The third round benefits from a bevy of hits that the later rounds are missing as a combined group. This includes the outstanding careers of Charles and Murray, the rising lightning rods of David Johnson and Duke Johnson, receiving dynamo Charles Sims, and a couple guys you probably forgot how good they actually were, in Steve Slaton and Kevin Smith. Da. Johnson has the third best career PPG average of the third round, but would be the best overall from rounds four through seven combined.
Other than Bradshaw, Devonta Freeman, Lamar Miller, Karlos Williams, Alfred Morris, and Tim Hightower, it’s mostly sadness from these rounds. Andre Ellington is depressingly the third best RB in PPG from this group, with names like Andre Brown, Wali Lundy, Ryan Torain, Vick Ballard, Zac Stacy, Michael Bush, James White, and Roy Helu among the top twenty.

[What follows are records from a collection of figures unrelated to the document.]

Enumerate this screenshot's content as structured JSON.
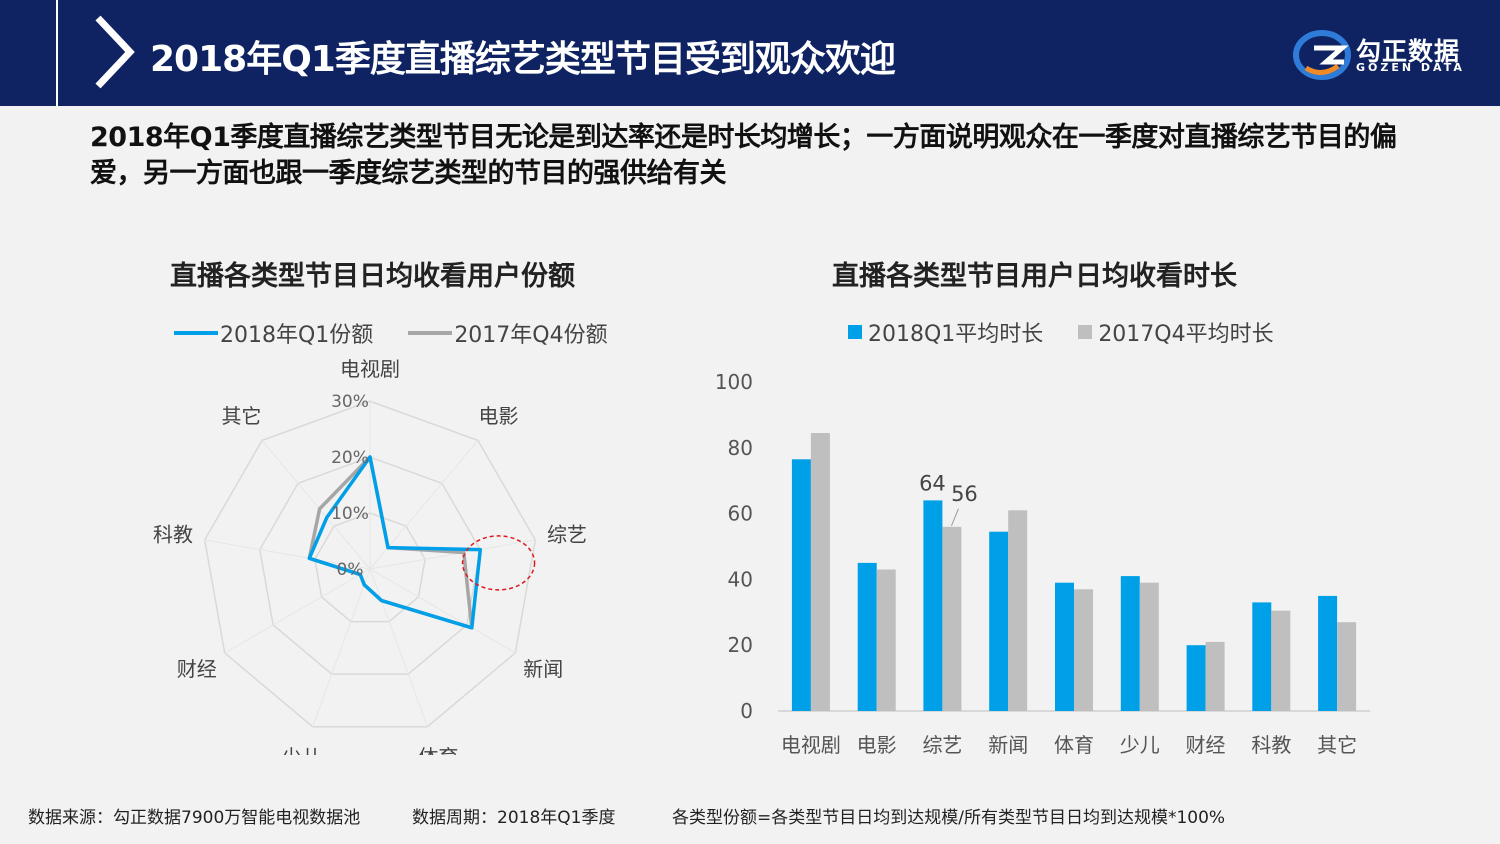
{
  "header": {
    "title": "2018年Q1季度直播综艺类型节目受到观众欢迎",
    "logo_cn": "勾正数据",
    "logo_en": "GOZEN DATA"
  },
  "summary": "2018年Q1季度直播综艺类型节目无论是到达率还是时长均增长；一方面说明观众在一季度对直播综艺节目的偏爱，另一方面也跟一季度综艺类型的节目的强供给有关",
  "colors": {
    "blue": "#00a0e9",
    "gray": "#a6a6a6",
    "bar_gray": "#bfbfbf",
    "header": "#0f2362",
    "highlight": "#e0191e"
  },
  "chart_data": [
    {
      "type": "radar",
      "title": "直播各类型节目日均收看用户份额",
      "categories": [
        "电视剧",
        "电影",
        "综艺",
        "新闻",
        "体育",
        "少儿",
        "财经",
        "科教",
        "其它"
      ],
      "rticks": [
        "0%",
        "10%",
        "20%",
        "30%"
      ],
      "rmax": 30,
      "series": [
        {
          "name": "2018年Q1份额",
          "values": [
            20,
            5,
            20,
            21,
            6,
            3,
            2,
            11,
            12
          ]
        },
        {
          "name": "2017年Q4份额",
          "values": [
            20,
            5,
            17,
            21,
            6,
            3,
            2,
            11,
            14
          ]
        }
      ],
      "legend_position": "top"
    },
    {
      "type": "bar",
      "title": "直播各类型节目用户日均收看时长",
      "categories": [
        "电视剧",
        "电影",
        "综艺",
        "新闻",
        "体育",
        "少儿",
        "财经",
        "科教",
        "其它"
      ],
      "series": [
        {
          "name": "2018Q1平均时长",
          "values": [
            76.5,
            45,
            64,
            54.5,
            39,
            41,
            20,
            33,
            35
          ]
        },
        {
          "name": "2017Q4平均时长",
          "values": [
            84.5,
            43,
            56,
            61,
            37,
            39,
            21,
            30.5,
            27
          ]
        }
      ],
      "data_labels": {
        "64": "64",
        "56": "56"
      },
      "ylim": [
        0,
        100
      ],
      "yticks": [
        "0",
        "20",
        "40",
        "60",
        "80",
        "100"
      ],
      "legend_position": "top"
    }
  ],
  "footer": {
    "source": "数据来源：勾正数据7900万智能电视数据池",
    "period": "数据周期：2018年Q1季度",
    "formula": "各类型份额=各类型节目日均到达规模/所有类型节目日均到达规模*100%"
  }
}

I know, you’re a running back whisperer and master prognosticator. You’re basically the love child that resulted from Gary Kubiak fucking some fantasy football version of Nostradamus, and the only guys you’re taking from these rounds are the Devontas, Lamars, and Karloses of the world. Let’s assume that’s true: only three running backs drafted in rounds three through seven in the last ten years have even eight hundred career fantasy points; compare that to wide receivers, two of which drafted in that range, in that time period, have over two thousand career fantasy points. The top ten in career fantasy points from this group includes Shonn Greene and Justin Forsett; the top fifteen includes Leon Washington and Jason Snelling.
Throw your darts. Take your shots. Do it with confidence. Just understand that the likelihood of prospects becoming even relevant, nevermind superstars, is not high. If you do happen to hit on a running back drafted in the later rounds, you probably want to consider selling while the selling is good.